Having knowledge of how and when and why to use each tool proves best, as it always has; this isn’t me telling you this, it’s an observation as old as time, and we all know it even if we sometimes ignore it or forget it. But if we remember in time, then we put the effort in to adding the next tool to our kit.

So, back to the main point: AI is a powerful tool worth learning to control. But it doesn’t fit all settings. So what else do you need? Well, everything you learned in college, or coding bootcamp, or wherever you picked up some coding skills. Most of it’s relevant at one point or another, if you keep your eyes open, and always depending on your goals. The challenge is to avoid using the hammer to make everything a nail.
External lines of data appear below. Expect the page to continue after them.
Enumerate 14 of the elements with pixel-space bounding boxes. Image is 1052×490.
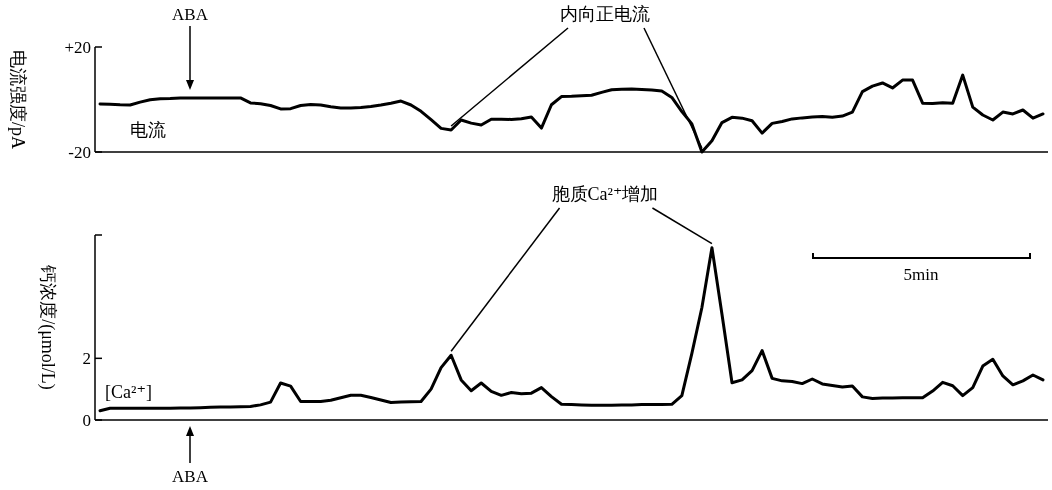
line-series — [98, 246, 1045, 413]
annotation: 电流 — [130, 120, 166, 140]
text: ABA — [172, 467, 209, 486]
y-tick-label: +20 — [64, 38, 91, 57]
y-tick-label: -20 — [68, 143, 91, 162]
text: 胞质Ca²⁺增加 — [551, 184, 659, 204]
text: 内向正电流 — [560, 4, 650, 24]
text: ABA — [172, 5, 209, 24]
annotation: [Ca²⁺] — [105, 382, 152, 402]
y-axis-title: 钙浓度/(μmol/L) — [37, 264, 58, 390]
y-axis-title: 电流强度/pA — [8, 50, 28, 149]
y-tick-label: 2 — [82, 349, 91, 369]
annotation: 5min — [903, 265, 939, 284]
y-tick-label: 0 — [82, 411, 91, 430]
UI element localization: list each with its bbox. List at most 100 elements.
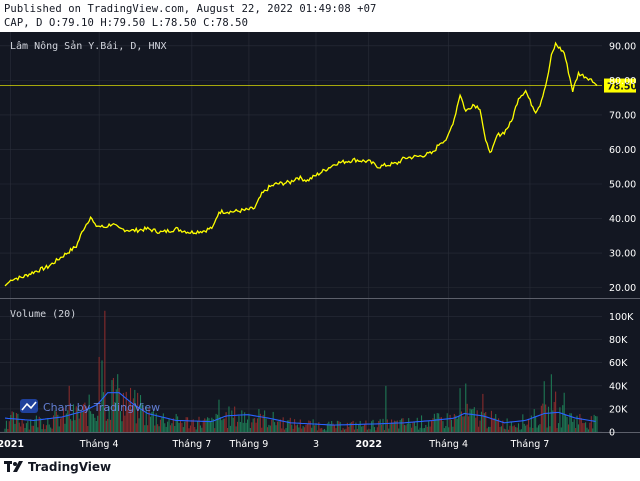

You probably already have a pretty full toolkit, maybe fuller than you usually give yourself credit for, because you don’t remind yourself just how much you’ve picked up over time, and just how easy it can be to apply lessons from one domain to another. But it’s there, in your head, waiting for you to use it.

 

*  *  *

 

Here are examples of just one item that has kept it’s relevancy into the day of AI. The Markov chain — you’ve probably heard of it, or seen it in code, maybe even used it. It’s a fundamentally straightforward algorithm, relevant to a handful of particular applications. But it has some key use cases — in finance, biology, even gaming — that aren’t likely to completely disappear even as AI sticks its head in the door to all these domains. Small tools, after all, are often faster, easier, more lightweight, and more configurable than bigger ones; this goes all the more so for AI which inherently proves difficult to corral.

 

Well, enough discourse. Here is the code for a a handful of small examples in different setups for the use of Markov chains. They’re not the most practical examples, but they’re visual and expressive, and so hopefully demonstrate the continuing relevance of small tools and straightforward but powerful algorithms even in a world increasingly driven by AI.

Demonstrations

Small Python (Flask) web app, generating randomized sayings:

https://github.com/chaimedes/demonstrative-markov

A similar text-generation demo, only in plain Javascript, as a JSFiddle:

https://jsfiddle.net/__mber/vxzad27n/162/

An interesting use of Markov to create images (this isn’t mine, but I love it, you could do a lot with it):

https://jonnoftw.github.io/2017/01/18/markov-chain-image-generation

 

 

Postscript: At the end of writing I realize I included only one concrete example of “small but powerful.” Well, if you read this far, here are some others:

  • A* (not the black hole)
  • Dijkstra’s algorithm
  • FFT
  • Reduction
  • Memoization (more a tool than an algorithm, but required by so many).
  • Linear regression (yes, it’s part of much of AI; it stands on its own, too).
  • Probably many, many others I’m not thinking of or don’t even know.

Post-Postscript: It occurs to me that something like diffusion is an “algorithmic tool” by a broad definition. But we call it AI, so it seems a justifiable difference, and I like the title the way it is, so I’m leaving it.